A relação com minha cidade natal, Ponta Grossa, Paraná, sempre foi marcada por múltiplas ambiguidades. Nascido e crescido aqui, desde a adolescência, fui tomado por uma espécie de obsessão: abandonar de vez a tediosa Princesinha dos Campos, a cidade conservadora, quatrocentona, retrógrada, careta, que agredia com seu retrocesso e burrice, e cujo maior símbolo foi para mim, durante o longo tempo em que aqui vivi, o sentimento constante de deslocamento e antipatia aos círculos sociais habituais, que marcou boa parte de minha trajetória. Saí, mas meu retorno é sempre marcado por sentimentos alternados, a nostalgia e a beleza junto da constatação da estupidez e rude recriação dos espaços urbanos.

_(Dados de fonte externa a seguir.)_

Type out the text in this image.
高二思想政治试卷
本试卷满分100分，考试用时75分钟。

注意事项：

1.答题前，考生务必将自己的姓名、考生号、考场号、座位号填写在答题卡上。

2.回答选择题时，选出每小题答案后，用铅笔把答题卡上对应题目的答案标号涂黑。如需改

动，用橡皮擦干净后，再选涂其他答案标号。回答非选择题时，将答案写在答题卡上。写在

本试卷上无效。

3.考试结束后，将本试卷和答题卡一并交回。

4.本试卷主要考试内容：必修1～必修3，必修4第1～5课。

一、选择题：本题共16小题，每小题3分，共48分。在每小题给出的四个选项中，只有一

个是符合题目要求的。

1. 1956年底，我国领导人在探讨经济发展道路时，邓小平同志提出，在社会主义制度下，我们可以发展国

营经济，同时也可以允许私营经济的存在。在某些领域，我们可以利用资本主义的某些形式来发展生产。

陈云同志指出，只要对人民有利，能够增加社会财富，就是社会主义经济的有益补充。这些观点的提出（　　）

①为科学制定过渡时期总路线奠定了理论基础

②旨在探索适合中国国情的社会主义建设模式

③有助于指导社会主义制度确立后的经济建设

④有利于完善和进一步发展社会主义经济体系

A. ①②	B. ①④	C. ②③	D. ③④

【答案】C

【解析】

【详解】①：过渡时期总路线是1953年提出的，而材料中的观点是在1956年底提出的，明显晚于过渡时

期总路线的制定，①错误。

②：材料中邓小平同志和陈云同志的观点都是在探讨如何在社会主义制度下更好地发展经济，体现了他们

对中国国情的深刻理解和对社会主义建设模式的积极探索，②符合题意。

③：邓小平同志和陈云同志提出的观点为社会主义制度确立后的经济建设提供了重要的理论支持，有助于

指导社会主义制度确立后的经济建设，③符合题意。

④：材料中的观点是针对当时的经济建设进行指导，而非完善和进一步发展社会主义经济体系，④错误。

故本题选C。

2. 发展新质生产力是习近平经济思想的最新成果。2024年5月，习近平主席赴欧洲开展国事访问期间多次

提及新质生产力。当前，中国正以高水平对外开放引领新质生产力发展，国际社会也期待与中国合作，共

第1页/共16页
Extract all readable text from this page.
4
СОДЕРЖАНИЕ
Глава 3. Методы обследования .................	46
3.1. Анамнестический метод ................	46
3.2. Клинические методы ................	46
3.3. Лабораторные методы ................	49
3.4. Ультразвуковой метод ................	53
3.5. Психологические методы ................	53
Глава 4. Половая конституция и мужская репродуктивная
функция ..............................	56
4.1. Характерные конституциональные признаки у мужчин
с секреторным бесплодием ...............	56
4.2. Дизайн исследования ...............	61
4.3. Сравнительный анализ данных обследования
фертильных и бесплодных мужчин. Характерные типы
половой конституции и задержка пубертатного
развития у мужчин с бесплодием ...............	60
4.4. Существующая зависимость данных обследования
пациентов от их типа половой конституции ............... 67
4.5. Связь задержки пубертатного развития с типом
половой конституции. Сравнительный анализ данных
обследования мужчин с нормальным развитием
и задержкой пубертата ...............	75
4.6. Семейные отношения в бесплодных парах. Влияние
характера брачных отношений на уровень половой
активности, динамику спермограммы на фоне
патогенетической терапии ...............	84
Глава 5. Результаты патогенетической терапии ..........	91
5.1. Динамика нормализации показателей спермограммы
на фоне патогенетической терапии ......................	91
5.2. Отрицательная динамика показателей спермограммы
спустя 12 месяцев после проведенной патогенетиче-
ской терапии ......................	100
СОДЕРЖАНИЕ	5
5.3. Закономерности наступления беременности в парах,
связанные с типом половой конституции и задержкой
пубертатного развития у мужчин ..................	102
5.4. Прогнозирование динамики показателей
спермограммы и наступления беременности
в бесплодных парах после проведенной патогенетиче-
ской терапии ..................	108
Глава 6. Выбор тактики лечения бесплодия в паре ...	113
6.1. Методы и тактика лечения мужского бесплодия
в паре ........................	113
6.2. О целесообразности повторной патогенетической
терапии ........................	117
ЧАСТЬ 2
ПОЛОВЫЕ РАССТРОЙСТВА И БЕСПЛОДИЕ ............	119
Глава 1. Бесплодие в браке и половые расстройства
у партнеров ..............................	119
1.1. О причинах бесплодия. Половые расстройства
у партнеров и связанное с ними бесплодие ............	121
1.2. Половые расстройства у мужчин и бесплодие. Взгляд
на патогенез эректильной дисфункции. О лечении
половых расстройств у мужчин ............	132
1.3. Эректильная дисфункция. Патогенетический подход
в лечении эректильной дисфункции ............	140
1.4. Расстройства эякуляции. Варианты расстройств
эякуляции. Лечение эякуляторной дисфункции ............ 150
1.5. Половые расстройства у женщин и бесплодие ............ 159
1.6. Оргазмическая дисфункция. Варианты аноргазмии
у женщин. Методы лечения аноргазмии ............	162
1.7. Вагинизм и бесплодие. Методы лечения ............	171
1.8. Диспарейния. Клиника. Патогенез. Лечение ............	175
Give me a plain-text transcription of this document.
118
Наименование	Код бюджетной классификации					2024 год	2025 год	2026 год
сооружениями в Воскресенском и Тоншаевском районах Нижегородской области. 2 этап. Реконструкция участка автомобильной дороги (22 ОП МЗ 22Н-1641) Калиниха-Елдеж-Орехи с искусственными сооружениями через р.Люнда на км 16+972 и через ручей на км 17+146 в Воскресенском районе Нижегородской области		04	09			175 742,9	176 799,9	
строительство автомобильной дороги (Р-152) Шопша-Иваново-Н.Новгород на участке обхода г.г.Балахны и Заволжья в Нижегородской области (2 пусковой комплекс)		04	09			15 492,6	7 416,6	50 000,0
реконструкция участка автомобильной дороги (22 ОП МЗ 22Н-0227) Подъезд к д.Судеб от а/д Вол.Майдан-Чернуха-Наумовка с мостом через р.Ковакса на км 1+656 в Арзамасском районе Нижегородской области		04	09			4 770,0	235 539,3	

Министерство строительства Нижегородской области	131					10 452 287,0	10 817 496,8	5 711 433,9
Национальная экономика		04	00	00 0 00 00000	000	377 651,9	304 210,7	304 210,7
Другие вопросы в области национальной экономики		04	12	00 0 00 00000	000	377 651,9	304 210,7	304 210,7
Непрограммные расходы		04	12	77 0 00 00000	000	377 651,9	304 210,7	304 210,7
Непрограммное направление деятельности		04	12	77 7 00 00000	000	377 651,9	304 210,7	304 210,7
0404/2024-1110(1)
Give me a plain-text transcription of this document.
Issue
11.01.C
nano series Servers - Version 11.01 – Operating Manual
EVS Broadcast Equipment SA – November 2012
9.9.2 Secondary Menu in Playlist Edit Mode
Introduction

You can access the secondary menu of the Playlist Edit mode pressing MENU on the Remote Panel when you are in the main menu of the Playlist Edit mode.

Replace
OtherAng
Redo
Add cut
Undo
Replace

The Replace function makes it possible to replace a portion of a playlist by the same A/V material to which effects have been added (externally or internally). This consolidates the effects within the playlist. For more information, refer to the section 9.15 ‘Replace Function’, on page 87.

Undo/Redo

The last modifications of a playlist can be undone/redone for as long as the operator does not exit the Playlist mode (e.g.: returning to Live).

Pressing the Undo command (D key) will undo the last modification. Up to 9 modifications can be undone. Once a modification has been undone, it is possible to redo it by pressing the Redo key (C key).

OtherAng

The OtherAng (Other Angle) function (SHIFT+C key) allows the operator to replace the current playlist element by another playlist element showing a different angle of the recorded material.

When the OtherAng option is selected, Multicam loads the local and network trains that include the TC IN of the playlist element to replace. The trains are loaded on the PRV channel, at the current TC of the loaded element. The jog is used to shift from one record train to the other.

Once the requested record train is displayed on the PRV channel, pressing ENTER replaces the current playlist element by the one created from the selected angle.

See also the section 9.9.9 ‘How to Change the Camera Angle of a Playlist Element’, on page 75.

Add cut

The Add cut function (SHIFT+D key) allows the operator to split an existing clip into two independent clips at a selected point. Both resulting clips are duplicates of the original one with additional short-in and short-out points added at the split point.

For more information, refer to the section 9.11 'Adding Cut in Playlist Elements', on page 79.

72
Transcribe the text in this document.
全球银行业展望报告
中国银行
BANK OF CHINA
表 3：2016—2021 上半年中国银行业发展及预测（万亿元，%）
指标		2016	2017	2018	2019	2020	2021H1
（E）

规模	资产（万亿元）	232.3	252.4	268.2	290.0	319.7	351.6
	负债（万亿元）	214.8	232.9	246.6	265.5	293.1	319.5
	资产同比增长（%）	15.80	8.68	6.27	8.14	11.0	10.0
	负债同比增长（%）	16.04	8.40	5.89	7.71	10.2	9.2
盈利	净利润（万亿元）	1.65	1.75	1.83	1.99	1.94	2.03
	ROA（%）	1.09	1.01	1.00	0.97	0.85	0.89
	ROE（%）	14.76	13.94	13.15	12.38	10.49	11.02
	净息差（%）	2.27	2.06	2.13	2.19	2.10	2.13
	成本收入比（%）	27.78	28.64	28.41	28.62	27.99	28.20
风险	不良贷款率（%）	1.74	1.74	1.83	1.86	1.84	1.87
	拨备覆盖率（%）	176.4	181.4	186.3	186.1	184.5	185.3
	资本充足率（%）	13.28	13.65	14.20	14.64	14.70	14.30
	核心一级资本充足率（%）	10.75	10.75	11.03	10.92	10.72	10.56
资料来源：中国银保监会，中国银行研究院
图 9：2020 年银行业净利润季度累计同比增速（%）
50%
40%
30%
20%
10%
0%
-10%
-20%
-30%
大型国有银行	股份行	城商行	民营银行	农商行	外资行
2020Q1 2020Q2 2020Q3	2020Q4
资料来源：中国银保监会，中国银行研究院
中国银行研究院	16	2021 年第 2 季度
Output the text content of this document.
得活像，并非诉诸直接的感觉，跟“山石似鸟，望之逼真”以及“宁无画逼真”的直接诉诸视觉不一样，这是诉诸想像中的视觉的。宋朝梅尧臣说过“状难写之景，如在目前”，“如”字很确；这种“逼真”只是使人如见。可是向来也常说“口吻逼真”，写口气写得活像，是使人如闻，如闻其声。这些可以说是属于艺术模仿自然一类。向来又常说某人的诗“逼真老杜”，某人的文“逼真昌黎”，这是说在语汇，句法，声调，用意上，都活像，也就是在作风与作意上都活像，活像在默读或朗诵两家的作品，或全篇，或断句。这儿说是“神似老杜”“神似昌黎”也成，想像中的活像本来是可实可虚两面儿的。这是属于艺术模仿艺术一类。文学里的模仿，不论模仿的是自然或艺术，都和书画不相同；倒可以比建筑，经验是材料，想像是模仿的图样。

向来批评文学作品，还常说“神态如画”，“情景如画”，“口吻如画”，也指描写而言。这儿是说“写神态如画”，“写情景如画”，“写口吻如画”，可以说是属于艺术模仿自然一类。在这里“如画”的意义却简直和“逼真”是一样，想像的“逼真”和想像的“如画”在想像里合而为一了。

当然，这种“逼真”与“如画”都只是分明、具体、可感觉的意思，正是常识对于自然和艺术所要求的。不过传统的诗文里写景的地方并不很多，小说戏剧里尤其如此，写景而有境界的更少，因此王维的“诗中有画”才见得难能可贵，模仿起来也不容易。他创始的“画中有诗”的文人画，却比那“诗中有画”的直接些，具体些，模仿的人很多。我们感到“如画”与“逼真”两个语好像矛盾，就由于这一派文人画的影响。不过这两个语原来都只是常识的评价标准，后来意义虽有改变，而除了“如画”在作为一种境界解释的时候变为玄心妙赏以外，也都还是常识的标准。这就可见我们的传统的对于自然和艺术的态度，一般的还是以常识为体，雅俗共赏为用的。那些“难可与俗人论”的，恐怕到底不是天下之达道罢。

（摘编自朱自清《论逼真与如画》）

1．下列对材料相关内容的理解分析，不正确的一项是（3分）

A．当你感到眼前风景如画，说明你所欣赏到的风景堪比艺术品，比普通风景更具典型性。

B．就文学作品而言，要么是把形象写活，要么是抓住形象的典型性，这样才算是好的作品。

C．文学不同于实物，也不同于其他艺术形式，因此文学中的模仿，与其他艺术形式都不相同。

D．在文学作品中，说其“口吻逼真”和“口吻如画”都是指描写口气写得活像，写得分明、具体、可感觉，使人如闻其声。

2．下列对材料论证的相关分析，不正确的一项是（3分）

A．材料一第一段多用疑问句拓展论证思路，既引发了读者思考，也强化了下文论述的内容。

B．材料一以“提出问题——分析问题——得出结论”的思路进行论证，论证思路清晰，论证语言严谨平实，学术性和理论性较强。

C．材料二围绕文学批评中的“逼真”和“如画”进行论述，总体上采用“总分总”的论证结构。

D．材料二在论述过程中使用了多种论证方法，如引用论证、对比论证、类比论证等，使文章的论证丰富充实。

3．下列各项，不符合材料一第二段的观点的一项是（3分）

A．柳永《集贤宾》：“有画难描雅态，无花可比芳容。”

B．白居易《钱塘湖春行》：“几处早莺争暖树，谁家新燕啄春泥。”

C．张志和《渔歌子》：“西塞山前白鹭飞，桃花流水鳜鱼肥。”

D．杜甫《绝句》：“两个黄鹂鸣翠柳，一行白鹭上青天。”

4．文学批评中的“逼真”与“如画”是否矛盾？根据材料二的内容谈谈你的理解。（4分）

No entanto, tal situação de sentir-se nômade bérbere dentro de seu próprio "lugar de origem", permitiu o treino de um olhar observador, desde tenra idade atento a detalhes que em geral passavam despercebidos, ou então eram deliberadamente desvalorizados e esquecidos pelos agentes oficiais - públicos e privados. Tal desvalorização contaminou sobremaneira o cidadão-médio e as camadas periféricas da cidade que acabou por se tornar padrão a auto-imagem negativa e destrutiva sobre o passado e a memória ao longo de várias décadas.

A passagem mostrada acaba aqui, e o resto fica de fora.